In the current study, the lesion diameter decreased more in the laser group than in the steroid group. There was a statistically significant difference between both groups regarding the change in lesion diameter after 7 days in favor of the laser group. Similarly, the decrease of pain scores from baseline to day 2 and from baseline to day 7 was higher in the laser group than the steroid group with a statistically significant difference in VAS scores change in both groups in favor of the laser group whether at second or seventh day. This was confirmed by the randomized controlled trials conducted by Arabaci et al., 2009 and Tezel et al., 2009 who compared the change in pain scores between laser and topical steroid groups in patients suffering from RAU. They found a statistically significant difference in favor of the laser group with immediate and faster relief, while the pain gradually decreased in the steroid group by the fifth day. Regarding the healing, Tezel et al., 2009 did not evaluate the healing rate nor the lesion size in their study.

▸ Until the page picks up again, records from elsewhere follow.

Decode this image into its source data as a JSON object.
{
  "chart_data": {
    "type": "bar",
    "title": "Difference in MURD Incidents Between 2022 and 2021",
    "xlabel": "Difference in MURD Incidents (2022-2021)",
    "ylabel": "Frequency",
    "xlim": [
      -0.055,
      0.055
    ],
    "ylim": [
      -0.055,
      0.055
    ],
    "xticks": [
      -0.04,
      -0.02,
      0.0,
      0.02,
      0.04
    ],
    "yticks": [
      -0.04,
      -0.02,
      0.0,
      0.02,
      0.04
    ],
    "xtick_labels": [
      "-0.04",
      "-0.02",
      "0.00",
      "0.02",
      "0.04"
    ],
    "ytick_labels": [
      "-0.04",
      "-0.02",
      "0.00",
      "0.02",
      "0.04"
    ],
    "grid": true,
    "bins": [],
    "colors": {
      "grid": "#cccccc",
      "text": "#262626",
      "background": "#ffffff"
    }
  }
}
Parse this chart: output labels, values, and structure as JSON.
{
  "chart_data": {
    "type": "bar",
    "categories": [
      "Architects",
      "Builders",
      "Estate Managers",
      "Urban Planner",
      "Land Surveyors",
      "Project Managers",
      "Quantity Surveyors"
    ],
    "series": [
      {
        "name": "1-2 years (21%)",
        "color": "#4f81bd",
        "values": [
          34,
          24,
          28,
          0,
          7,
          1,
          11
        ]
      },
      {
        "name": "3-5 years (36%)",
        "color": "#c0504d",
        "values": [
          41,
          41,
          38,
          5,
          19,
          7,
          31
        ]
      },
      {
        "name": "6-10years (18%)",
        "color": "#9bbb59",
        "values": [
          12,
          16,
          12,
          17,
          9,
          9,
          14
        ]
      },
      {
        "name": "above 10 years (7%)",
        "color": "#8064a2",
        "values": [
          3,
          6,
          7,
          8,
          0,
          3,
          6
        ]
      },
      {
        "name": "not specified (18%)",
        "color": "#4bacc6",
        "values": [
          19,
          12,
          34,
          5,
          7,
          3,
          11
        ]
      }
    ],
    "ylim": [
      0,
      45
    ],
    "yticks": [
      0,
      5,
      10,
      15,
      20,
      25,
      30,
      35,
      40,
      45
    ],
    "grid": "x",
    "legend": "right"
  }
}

In contrast to our study, Arabaci et al., 2009 when compared the healing between both groups, a significant rate of healing was detected in both groups with no statistically significant difference between them. This might be justified by the use of the erythema and amount of exudate to evaluate the healing, unlike our study which used the change in the lesion's actual size. In addition, they applied Nd:YAD laser and the choice in our present study was diode laser.


Moreover, Agrawal et al., 2019 in a prospective clinical study divided 77 patients into two groups, group I was treated with laser, and group II was treated with triamcinolone acetonide 0.1% in orabase. They reported that there was a significant statistical difference in pain score and functional disability between both groups in favor of the laser group whether on the same day or after 3 days. On the opposite side,  the healing and reduction in ulcer size in their study showed no statistically significant difference between both groups. The difference between their results and the results of our study concerning the reduction in ulcer size may be attributed to the fact that they monitored the ulcer only 3 days, unlike our study’s follow up which was extended to 7 days.


All of these findings confirm the superiority of LLLT over topical steroids in the management of RAU in terms of accelerated pain relief and faster ulcer healing. This goes along with the systematic review conducted by Khaleel et al., 2020 which included five randomized controlled trials comparing laser therapy versus different topical medications which include triamcinolone acetonide among others. In all the included studies, the patients treated with LLLT reported lower pain scores and shorter periods of aphthous ulcer healing.




Conclusions and Limitations:

From the present study results, we can conclude that the laser treatment of recurrent aphthous stomatitis can be an easy, reliable, and effective treatment option with no reported side effects. However, the operator must put into consideration the higher cost of using LLLT when compared to topical steroids and should weigh the benefits in relation to the expenses. In addition, it is recommended to interpret these results putting into consideration the limitations of the study such as the failure of blinding both the investigator and the patients. Further studies with longer follow-up are needed to investigate the impact of LLLT on the recurrence rate of aphthous ulcers.